Santa Catarina e sua arena

A cena é a de uma arena, e o conflito é entre a proteção ao meio ambiente de um lado e a necessidade de produção, de desenvolvimento ou mesmo de subsistência de outro. Preservar o meio ambiente tornou-se ato de malfeitor. O teor novelesco, sentimental e convincente da cena serve apenas para induzir a erro. Evidencia uma estratégia simplista e retórica de não enfrentar os reais problemas do campo. É um teatro que isenta da seriedade devida. O Código Ambiental de Santa Catarina é um risco para a democracia, para a vida das pessoas e não resolve o problema do campo:

1. O Estado democrático de direito tem algumas razões para ser o que é: a) evitar a arbitrariedaded+ b) evitar o abuso de poderd+ e c) evitar a insegurança (que decorreria do fato de diferentes personagens terem legitimidade para dizer o que deve ser feito por todos).
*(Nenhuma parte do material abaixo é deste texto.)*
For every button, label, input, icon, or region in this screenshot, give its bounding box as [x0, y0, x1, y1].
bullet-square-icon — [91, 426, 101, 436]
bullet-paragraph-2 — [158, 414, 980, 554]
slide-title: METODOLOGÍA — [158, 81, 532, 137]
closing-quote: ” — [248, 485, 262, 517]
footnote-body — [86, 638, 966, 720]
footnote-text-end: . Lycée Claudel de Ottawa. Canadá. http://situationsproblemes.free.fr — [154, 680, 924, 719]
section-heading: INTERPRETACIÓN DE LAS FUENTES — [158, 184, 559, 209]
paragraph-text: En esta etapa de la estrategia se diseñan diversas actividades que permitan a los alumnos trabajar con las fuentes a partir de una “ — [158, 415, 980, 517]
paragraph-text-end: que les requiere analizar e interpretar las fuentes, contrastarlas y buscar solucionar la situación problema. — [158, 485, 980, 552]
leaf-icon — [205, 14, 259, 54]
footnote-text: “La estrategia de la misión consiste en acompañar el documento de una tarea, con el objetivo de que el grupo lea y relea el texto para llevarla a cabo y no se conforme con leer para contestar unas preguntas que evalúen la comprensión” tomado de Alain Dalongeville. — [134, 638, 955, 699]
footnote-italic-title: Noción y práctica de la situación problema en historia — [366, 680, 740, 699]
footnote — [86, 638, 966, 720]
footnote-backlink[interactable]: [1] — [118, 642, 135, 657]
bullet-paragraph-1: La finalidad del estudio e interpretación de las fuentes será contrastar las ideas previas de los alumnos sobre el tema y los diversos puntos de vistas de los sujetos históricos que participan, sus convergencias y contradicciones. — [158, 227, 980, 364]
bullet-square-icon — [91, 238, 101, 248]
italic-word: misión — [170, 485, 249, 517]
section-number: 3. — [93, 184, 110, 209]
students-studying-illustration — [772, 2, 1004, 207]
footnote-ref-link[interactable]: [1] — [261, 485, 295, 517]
O poder deve ser concentrado (monismo jurídico).

Se as prescrições jurídicas forem feitas por vários grupos e todas elas forem igualmente válidas, imagine a confusão que isso daria. Não teríamos critérios comuns. Era assim na Idade Média, quando Igreja, senhor feudal e principados tinham, ao mesmo tempo, poder de dizer o que deveria ser feito. Isso não significa que as pessoas não tenham liberdade de terem suas regras, e isso não apenas existe como é norma constitucional: a) liberdade de crença e pensamentod+ e b) a máxima de que ao particular está permitido tudo que não está proibido. Há as regras morais das famílias, das instituições religiosas, das diferentes escolas. O ponto é que essas regras — morais — são válidas nos grupos que as elegem e elas são permitidas porque não violam os acordos públicos. Tampouco provocam dano a outros sujeitos.

O interesse público e o dano ao outro são os limites. Por isso que no Brasil não é todo interesse privado que é aceito. Isso tudo para deixar claro o perigo de começarmos a moldar a legislação a nosso “bel-prazer”. O nosso “bel-prazer” é contingente e nem sempre representa o interesse público e o bom senso. Mudar a legislação ambiental para agradar a interesse privado é corroer a democracia. Repito: o problema do campo não é a preservação do meio ambiente, mas nossa (in)capacidade de pensar alternativas inteligentes. Preservar ajuda na produção e no desenvolvimento. A única resistência a essa obviedade é o hábito reiterado, a teimosia e o lucro fácil.

2. Se o Estado não preservar o meio ambiente, por conta das suas características ambientais (chuvas, ventos e estiagem), continuará a testemunhar danos econômicos e, com o novo código, danos ainda maiores. Os rios irão subir e o impacto da seca será ainda mais cruel sem a preservação de matas ciliares e da mata atlântica. Preservar matas e mangues não é uma questão de “ecochatismo”, mas de percepção de causa e efeito. Árvores e mangues absorvem água e evitam que o solo perca porosidade. O pior de tudo é que, quando as enchentes vierem, o País terá que pagar a conta da irresponsabilidade.

3. Alternativas existem. A produção de orgânicos, por exemplo, dá trabalho, mas é o mercado que mais cresce. É preciso imposto e acesso a crédito diferenciado para se chegar a níveis de produção que permitam baixar preços. No Brasil, os produtos são, em média, 35% mais caros que os alimentos da produção linear. Quem faz uma plantação com químicos está contaminando o alimento, destruindo a terra, mas produzindo mais, vendendo mais e lucrando mais, porque ao colocar produtos em maior escala no mercado os preços tendem a ser menores.

A produção de orgânicos exige a preservação de matas, rios e das características da região. Isso contribui para o turismo e diminuição de gastos com saúde, afinal, menos pessoas ficam doentes por causa de agrotóxicos e água poluída.

O problema é que esse é um exemplo de um processo imediato e trabalhoso e hoje ninguém quer ter trabalho, só lucro. Alternativas para o campo exigem comprometimentos de larga escala cujo lucro alto não virá de uma hora para outra. Se vir, talvez seja mediano.

A manutenção da lógica atual, com o código de Santa Catarina, não é uma adaptação à realidade dos Estados, mas aos interesses privados que estão corroendo a democracia e impedindo alternativas inteligentes e saudáveis.